Weeks pass. We don't talk about the eye doctor or even bring up his name. We focus on the other stuff with T, like feeding and brain scans. And then, hope: a teacher of the visually impaired takes a look at Tess one day and mentions cortical visual impairment, or CVI. It's a condition that makes people unable to process visual information, even if their eyes work fine. It's a brain problem, not an eye problem. Some signs of CVI:
- light-gazing, or the inability to tear your eyes away from windows or bright lights (Check.)
- attraction to yellow and red objects over other colors (Check.)
- only looks at things that are in close range (Check.)
- not looking at faces (Check.)
In time, we have Tess evaluated for CVI. It's pretty clear that she has it. Of the ten or so different signs, she's got almost all of them. It is a real condition. Other kids have it. There's a doctor named Christine Roman who's the world's expert on it.
In other words, we aren't crazy. We were right to feel the way we did in the eye doctor's office. Tess really can't see well. One vision professional describes it to me this way: you know those "hidden pictures" line drawings of a room, where you have to find the baseball bat hidden in the folds of the drapes, or the fork hidden in the lines of the wooden table? That's how Tess sees the whole world of objects. Once you find the fork, you know it's there and can come back to it. But as you're searching, it takes time and effort to find it.
Fortunately, there's something we can do. Tess is at the bottom of the CVI range, meaning her functional vision is pretty crappy. But we can intervene. We can train her brain to process visual information, thus moving her up the CVI range. Some of these interventions are about simplifying her visual field--presenting objects on a black background, blotting out bright lights, facing her away from windows.

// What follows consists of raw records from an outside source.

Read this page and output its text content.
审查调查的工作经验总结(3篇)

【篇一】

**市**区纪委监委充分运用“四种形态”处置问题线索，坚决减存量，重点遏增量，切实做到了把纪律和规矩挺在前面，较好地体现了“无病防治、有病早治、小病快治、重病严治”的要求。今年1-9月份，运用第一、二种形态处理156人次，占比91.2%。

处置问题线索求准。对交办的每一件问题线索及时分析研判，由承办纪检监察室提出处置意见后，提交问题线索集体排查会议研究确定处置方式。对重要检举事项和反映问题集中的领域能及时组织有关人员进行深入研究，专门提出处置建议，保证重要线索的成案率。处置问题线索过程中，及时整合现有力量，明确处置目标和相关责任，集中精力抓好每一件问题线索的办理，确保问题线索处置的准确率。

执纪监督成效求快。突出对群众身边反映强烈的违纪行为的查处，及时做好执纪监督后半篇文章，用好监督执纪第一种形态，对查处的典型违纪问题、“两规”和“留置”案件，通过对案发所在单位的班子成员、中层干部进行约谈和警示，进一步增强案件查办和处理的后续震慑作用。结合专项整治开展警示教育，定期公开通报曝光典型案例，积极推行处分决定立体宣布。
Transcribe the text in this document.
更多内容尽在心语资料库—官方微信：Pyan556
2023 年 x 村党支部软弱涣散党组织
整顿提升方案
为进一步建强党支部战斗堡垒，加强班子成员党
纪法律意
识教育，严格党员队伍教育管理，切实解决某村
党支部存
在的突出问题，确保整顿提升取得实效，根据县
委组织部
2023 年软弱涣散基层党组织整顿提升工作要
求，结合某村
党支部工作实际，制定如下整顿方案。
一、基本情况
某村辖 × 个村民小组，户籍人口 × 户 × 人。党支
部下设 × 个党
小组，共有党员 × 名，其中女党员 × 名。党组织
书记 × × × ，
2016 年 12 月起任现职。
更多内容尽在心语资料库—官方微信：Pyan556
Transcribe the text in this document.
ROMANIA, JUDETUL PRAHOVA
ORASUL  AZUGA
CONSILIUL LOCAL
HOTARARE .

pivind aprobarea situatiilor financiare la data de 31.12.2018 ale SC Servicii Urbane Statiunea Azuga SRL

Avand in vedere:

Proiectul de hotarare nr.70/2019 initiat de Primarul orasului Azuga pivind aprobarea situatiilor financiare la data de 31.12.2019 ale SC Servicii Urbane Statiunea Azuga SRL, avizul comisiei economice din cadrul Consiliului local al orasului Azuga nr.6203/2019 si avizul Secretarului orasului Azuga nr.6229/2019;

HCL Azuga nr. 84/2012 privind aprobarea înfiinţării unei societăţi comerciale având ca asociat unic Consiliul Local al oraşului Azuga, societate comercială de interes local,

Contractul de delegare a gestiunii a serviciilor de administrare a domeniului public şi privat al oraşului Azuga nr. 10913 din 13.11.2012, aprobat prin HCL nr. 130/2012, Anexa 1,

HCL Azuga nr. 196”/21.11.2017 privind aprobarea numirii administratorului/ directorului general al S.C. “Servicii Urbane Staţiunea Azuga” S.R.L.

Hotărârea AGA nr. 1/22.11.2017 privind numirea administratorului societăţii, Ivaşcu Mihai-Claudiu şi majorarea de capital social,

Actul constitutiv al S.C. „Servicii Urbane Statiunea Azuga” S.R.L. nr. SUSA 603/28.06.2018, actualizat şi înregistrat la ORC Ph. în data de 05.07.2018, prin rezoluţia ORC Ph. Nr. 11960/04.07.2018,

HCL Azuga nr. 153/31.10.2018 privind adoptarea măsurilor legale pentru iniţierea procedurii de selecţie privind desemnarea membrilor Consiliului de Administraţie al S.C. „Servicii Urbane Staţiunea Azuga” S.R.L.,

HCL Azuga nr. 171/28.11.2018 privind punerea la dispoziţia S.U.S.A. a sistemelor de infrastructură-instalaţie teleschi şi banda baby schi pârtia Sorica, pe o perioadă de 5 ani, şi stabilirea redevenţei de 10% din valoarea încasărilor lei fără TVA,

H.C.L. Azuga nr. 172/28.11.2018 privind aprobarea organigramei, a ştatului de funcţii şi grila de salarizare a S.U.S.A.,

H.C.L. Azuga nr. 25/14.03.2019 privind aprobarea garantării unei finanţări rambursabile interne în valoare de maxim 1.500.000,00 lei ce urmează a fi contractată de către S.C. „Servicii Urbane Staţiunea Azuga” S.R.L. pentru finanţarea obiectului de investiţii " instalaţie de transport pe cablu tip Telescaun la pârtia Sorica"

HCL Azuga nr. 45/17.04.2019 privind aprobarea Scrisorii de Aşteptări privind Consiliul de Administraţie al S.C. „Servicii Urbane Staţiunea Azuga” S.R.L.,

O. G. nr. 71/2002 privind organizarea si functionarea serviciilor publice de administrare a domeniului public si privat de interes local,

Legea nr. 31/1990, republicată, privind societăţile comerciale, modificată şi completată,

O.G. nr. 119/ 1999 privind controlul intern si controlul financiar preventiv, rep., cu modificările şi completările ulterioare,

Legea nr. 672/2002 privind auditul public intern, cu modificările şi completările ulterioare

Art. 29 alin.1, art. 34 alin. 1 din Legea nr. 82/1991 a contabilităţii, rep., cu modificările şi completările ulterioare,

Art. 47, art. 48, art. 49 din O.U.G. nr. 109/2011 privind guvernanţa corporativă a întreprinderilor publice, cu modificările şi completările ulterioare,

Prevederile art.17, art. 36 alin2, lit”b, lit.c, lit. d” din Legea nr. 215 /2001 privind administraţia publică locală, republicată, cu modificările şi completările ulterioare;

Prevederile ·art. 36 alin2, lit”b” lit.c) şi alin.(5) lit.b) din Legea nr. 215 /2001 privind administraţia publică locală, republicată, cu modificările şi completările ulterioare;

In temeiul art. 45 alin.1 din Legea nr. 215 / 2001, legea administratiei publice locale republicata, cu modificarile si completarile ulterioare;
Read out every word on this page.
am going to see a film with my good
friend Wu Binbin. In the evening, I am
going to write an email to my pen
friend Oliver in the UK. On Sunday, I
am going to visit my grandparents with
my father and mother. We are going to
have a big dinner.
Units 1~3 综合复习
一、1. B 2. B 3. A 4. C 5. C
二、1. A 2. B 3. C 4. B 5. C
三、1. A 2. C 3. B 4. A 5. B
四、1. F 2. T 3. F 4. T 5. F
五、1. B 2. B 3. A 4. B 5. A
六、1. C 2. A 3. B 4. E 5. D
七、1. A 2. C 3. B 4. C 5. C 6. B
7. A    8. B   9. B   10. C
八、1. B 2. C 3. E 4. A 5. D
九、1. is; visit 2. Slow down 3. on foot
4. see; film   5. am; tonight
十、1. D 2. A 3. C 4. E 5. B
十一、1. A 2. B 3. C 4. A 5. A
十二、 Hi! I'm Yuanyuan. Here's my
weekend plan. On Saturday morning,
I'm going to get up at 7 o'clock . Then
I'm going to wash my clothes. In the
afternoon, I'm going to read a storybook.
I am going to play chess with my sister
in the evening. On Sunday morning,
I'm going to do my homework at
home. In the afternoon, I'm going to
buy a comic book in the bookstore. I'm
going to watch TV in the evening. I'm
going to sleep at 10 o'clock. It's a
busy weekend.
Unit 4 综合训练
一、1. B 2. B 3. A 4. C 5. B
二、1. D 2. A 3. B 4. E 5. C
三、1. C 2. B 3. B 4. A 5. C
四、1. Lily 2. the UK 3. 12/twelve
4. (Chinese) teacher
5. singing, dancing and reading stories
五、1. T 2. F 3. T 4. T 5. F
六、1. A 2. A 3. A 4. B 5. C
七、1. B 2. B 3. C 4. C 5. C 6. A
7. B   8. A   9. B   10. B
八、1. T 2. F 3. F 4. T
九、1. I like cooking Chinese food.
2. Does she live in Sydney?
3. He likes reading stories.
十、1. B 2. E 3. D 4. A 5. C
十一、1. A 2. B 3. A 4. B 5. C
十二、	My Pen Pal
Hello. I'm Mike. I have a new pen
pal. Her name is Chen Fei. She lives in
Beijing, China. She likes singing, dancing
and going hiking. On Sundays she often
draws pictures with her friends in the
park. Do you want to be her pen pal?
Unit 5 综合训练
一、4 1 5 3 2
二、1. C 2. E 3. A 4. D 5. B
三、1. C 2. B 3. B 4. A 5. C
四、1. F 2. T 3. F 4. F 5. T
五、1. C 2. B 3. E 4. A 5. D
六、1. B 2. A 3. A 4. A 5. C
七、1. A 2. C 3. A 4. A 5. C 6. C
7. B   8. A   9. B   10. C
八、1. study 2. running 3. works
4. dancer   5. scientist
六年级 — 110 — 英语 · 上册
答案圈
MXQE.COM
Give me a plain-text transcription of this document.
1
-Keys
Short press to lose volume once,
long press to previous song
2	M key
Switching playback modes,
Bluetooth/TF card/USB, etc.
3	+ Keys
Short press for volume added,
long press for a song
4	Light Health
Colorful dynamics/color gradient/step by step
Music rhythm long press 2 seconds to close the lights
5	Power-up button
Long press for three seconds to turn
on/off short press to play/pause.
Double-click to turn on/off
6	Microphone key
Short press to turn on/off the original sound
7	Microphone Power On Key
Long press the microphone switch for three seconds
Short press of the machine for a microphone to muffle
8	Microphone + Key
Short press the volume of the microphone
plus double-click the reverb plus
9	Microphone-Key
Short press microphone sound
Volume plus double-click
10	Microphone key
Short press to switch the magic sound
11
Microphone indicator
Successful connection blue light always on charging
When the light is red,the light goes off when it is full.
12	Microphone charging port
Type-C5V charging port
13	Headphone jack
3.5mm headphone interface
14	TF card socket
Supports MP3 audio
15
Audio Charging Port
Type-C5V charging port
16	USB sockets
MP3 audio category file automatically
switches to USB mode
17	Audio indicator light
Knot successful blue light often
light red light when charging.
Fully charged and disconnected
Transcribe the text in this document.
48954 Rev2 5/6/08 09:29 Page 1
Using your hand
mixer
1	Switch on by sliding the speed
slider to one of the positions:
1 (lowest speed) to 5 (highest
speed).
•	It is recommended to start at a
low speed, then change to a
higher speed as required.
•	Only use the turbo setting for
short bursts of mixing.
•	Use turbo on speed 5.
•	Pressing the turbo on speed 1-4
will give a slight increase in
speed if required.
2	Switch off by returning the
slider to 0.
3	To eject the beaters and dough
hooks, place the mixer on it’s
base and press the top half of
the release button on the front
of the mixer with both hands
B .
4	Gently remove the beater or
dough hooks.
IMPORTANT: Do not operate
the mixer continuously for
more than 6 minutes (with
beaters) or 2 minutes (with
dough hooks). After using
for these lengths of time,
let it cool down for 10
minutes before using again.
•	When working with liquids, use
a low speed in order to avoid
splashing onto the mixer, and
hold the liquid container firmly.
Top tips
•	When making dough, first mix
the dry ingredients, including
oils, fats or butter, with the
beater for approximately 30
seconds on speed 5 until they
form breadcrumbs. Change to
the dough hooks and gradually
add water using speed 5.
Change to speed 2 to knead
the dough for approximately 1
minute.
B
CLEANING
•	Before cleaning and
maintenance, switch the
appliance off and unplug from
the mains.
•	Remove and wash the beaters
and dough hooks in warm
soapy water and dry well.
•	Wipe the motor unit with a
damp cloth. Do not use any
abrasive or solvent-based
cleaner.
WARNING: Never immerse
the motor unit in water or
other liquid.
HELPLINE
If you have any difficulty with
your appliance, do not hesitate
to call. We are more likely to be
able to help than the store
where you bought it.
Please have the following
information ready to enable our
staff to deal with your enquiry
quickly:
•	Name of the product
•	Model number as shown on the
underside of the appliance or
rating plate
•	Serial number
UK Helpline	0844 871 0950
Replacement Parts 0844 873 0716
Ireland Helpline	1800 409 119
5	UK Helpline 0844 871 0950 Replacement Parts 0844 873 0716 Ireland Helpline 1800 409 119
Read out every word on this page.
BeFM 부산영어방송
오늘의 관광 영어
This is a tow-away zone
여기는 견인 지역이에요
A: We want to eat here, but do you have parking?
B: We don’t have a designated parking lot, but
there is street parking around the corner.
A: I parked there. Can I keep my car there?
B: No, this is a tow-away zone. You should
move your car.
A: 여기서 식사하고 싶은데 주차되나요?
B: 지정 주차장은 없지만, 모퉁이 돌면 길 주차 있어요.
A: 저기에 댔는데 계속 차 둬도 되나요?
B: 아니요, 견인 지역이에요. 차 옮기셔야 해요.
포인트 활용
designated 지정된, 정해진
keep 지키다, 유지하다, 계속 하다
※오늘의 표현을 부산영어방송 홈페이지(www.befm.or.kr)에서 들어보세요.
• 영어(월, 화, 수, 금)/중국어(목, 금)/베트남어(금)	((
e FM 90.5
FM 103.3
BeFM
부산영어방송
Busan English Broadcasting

Other strategies incorporate the CVI favorite colors, yellow and red, and we special-order a red spoon for mealtimes.
We discover a book and website about CVI called Little Bear Sees. We collect stories from other families about what works. We find CVI groups on Facebook who post their top-10 CVI iPad apps and we download every one of them.
Eventually we meet the renowned CVI expert Christine Roman, and she evaluates Tess and confirms that yep, she has CVI. We find a teacher of the visually impaired to work with Tess regularly. The interventions begin. Tess's progress is slow. We worry that we waited too long, that--because people like the eye doctor told us we were nuts for thinking something was wrong--we didn't intervene soon enough.
A couple years later, it's time for Tess to start preschool. We shop around for the right place. Children's Odyssey is the clear choice. One big factor in our decision is that their staff knows about CVI and is willing to bend over backwards to create a visual classroom environment that will help Tess kick ass every day.
I can't emphasize enough how grateful we are to the vision professionals who've worked with Tess, who've spent hours helping her find a toy that's right in front of her eyes. Or how much we think about Dr. Roman and her work on CVI, and what she did for Tess, and what she continues to do. Or how thrilled we were to find other people in the world who are dealing with CVI. We may not have an overarching diagnosis for Tess, but we do have this one, and finding a community of problem-solving parents online has made us infinitely stronger.
When T shows up for school that first day, we have no idea what she'd be able to do. She'll move up the CVI range and blow our minds in the years to come.
If you're out there and you know in your heart that something's up with your kid, but someone's trying to make you feel like you're nuts, I feel for ya. You're not nuts. You know your kid best. Keep looking. The answer could be out there.